Handling 429s in code

import time import httpx from openai import OpenAI, RateLimitError client = OpenAI( base_url="https://api.curate-me.ai/v1/openai", api_key="cm_sk_your_key", max_retries=3, # OpenAI SDK retries 429s with backoff automatically timeout=30.0, ) # Manual retry with Retry-After header def call_with_retry(messages, max_attempts=3): for attempt in range(max_attempts): try: return client.chat.completions.create( model="gpt-4o", messages=messages, ) except RateLimitError as e: if attempt == max_attempts - 1: raise retry_after = int(e.response.headers.get("Retry-After", 10)) print(f"Rate limited. Retrying in {retry_after}s...") time.sleep(retry_after)

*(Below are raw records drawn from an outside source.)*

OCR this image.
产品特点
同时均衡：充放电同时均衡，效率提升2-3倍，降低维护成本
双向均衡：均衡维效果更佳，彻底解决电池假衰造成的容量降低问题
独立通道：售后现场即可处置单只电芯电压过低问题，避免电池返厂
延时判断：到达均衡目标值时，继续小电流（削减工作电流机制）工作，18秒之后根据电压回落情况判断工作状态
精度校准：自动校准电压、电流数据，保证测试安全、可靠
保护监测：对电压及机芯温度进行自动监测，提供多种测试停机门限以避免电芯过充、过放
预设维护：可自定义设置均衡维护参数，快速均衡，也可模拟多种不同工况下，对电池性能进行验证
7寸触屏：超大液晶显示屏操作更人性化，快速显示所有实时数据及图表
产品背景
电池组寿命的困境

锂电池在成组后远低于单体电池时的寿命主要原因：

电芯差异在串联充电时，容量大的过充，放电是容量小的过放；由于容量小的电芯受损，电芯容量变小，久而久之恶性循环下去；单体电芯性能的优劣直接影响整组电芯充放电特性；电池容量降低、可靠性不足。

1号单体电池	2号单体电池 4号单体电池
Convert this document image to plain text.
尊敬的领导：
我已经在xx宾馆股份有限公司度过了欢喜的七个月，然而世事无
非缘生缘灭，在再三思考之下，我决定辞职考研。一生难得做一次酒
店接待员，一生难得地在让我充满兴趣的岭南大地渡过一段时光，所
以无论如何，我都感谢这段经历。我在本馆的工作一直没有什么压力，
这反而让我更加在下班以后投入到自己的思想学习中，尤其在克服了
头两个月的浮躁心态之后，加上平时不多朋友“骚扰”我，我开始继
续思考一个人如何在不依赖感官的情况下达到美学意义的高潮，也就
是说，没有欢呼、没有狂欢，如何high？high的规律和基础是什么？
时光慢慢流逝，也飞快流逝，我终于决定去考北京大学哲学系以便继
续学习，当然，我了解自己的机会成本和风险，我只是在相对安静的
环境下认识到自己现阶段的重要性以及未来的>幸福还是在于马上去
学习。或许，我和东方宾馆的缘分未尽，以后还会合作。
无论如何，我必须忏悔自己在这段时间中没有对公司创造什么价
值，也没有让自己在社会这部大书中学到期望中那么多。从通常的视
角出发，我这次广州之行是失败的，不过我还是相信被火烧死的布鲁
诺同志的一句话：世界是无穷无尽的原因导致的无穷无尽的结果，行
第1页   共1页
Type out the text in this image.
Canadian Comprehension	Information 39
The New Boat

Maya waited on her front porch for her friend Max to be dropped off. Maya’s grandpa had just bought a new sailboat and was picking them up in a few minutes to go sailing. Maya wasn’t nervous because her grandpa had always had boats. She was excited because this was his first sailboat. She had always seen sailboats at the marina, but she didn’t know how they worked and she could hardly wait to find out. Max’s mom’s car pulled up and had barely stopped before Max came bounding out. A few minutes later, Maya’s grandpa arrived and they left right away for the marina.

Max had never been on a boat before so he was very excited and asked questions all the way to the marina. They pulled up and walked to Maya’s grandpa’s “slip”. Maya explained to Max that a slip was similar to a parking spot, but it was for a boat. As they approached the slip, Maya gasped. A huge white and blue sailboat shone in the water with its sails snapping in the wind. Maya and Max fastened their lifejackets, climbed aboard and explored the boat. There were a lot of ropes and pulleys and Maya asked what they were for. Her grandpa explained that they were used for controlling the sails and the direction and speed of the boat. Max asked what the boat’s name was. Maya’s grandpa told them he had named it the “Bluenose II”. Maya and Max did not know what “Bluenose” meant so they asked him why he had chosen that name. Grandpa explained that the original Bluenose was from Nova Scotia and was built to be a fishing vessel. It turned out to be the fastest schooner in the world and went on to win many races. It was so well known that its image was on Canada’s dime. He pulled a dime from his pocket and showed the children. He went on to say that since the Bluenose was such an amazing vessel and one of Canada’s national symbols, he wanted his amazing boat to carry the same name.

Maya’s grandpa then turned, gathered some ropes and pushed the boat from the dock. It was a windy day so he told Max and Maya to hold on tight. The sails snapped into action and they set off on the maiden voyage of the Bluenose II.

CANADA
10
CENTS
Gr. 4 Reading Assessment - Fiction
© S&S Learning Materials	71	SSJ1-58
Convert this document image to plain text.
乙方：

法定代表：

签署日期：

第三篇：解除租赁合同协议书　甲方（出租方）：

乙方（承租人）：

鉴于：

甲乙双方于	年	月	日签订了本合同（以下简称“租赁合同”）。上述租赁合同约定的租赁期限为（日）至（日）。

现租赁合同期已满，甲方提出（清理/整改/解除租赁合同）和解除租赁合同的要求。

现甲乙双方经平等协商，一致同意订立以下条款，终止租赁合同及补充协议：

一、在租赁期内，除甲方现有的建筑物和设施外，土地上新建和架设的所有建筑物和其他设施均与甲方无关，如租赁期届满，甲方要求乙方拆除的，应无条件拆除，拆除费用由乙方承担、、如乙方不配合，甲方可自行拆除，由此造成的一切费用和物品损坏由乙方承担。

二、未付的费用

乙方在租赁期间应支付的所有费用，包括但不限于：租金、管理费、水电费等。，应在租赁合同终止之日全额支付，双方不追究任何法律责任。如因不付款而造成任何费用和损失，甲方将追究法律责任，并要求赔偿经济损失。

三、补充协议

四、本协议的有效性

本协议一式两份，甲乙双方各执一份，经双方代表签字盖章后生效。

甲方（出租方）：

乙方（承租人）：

Or use the Curate-Me Python SDK which has built-in retry with RetryPolicy:

from curate_me.gateway import CurateGateway, RetryPolicy gw = CurateGateway( api_key="cm_sk_your_key", retry_policy=RetryPolicy( max_retries=3, initial_delay=1.0, backoff_factor=2.0, retryable_status_codes={429, 500, 502, 503, 504}, ), ) client = gw.openai()

Raising the rate limit

Default rate limits by plan:

PlanRequests per minute
Free10 RPM
Starter60 RPM
Pro300 RPM
EnterpriseCustom

To raise your limit:

# Check current limit curl https://api.curate-me.ai/v1/admin/rate-limits \ -H "X-CM-API-Key: cm_sk_your_key" # Request a higher limit (Starter+ only) # Contact support@curate-me.ai or upgrade your plan

Or configure a per-key rate limit lower than the org limit (useful for restricting individual integrations):

curl -X PATCH https://api.curate-me.ai/v1/admin/api-keys/key_xxx \ -H "X-CM-API-Key: cm_sk_admin_key" \ -H "Content-Type: application/json" \ -d '{"rate_limit_rpm": 30}'

Rate limit scope

Rate limits apply at two levels simultaneously:

  1. Per-key limit — requests from this specific cm_sk_... key (configurable per key)
  2. Per-org limit — total requests across all keys for the organization (plan-level)

A 429 on either level blocks the request. The error body specifies which limit was hit via the message field.

The OpenAI and Anthropic SDKs both retry 429 errors automatically with exponential backoff. If you’re using the SDK directly (not the CM Python SDK), you get retry logic for free.